Mirabal and four other city council members pleaded no contest April 9  to two felony counts each of misappropriation of public funds in a plea deal to  resolve the remaining corruption charges against them.

Mirabal, former Bell Mayor Oscar Hernandez and former Councilwoman  Teresa Jacobo were each convicted in March 2013 of five counts of  misappropriation of public funds and acquitted of five others. Former  Councilman George Cole was convicted of two counts and acquitted of two others,  while former Councilman Victor Bello was convicted of four counts and acquitted  of four others.

Jurors deadlocked on a handful of counts against the five, with the  prosecution announcing in May 2013 that it intended to retry those charges. The  plea deals reached earlier this year resolved the remaining counts, eliminating  the need for another trial.

Jurors exonerated former Councilman Luis Artiga of all 12 charges  against him.

In a sentencing memorandum, Deputy District Attorney Sean Hassett has  asked Kennedy to impose the maximum four-year prison term against Mirabal,  writing that the court ``would be hard-pressed to find a more egregious case of  public corruption.''

``Defendant Mirabal's illegal $100,000 a year salary was a drastic  departure from the expected pay of an honest council member whose sole goal is  public service, a goal that appears to have never been shared by defendant  Mirabal and his co-defendants,'' Hassett wrote in the sentencing memorandum.

``Given his history of nearly 20 years as a council member, city clerk  and mayor of Bell, defendant Mirabal was aware of his obligations as a  fiduciary for the city, but instead acted in his own self-interest to the  detriment of the people of Bell.''

In his sentencing memorandum, defense attorney Alex R. Kessel asked the  judge to sentence Mirabal to probation and community service.

``The conduct involved in the instant matter is clearly an aberration  from defendant Mirabal's otherwise exemplary conduct as a public servant, as a  council member for the city of Bell and the tremendous and long-term community  service he has provided to the city of Bell, and other adjoining cities  throughout his career as a council member and community activist,'' Kessel  wrote.

Mirabal's attorney noted that his client ``has and will continue to  suffer greatly as a result of these offenses, including personal financial  devastation, lifetime exclusion (from) public office, embarrassment to family  and other community leaders and his own personal dismay resulting from his  failure to affirmatively question the legitimacy of the instant salaries.''

Hernandez, Jacobo, Bello and Cole -- who are also facing a term between  probation and four years in prison -- are set to be sentenced within the next  month.

Kennedy noted earlier this year that they would be precluded from  running for public office again.

During the trial, prosecutors contended that the five were paid illegal  salaries for sitting on four city boards that rarely met, with their salaries  reaching $100,000 in a city of 2 1/2 square miles where the median household  income was $35,000.

Defense attorneys countered during the trial that their clients were  wrongly accused, arguing that they worked diligently for the city and earned  their salaries.

The five were charged in September 2010 along with former Bell City  Administrator Robert Rizzo and former Assistant City Administrator Angela  Spaccia in what then-District Attorney Steve Cooley said was ``corruption on  steroids.''

Rizzo pleaded no contest last October to all 69 charges against him and  was sentenced April 17 to 12 years in prison and ordered to pay $8.8 million in  restitution.

Spaccia was convicted last December of 11 felony counts, including  misappropriation of public funds and conflict of interest.

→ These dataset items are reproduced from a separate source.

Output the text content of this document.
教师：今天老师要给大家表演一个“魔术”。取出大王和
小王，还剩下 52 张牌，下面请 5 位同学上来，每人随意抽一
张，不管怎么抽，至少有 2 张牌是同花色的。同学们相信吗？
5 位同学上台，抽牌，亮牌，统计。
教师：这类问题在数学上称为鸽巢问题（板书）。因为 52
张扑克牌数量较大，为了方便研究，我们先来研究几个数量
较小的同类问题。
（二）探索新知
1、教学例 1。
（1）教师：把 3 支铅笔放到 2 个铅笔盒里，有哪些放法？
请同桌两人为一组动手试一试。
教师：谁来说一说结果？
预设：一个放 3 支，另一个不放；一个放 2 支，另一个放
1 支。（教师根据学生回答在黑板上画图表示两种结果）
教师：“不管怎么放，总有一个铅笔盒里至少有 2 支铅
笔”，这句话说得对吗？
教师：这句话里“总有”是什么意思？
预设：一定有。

Jurors acquitted her  of one count of secretion of a public record involving former Bell Police Chief  Randy Adams' employment contract, and deadlocked on another count --  misappropriation of public funds involving an alleged $75,500 loan of taxpayer  money in 2003 -- that was eventually dismissed.

She was sentenced in April to 11 years and eight months in state prison  and ordered to pay more than $8 million in restitution. Spaccia is appealing  her conviction.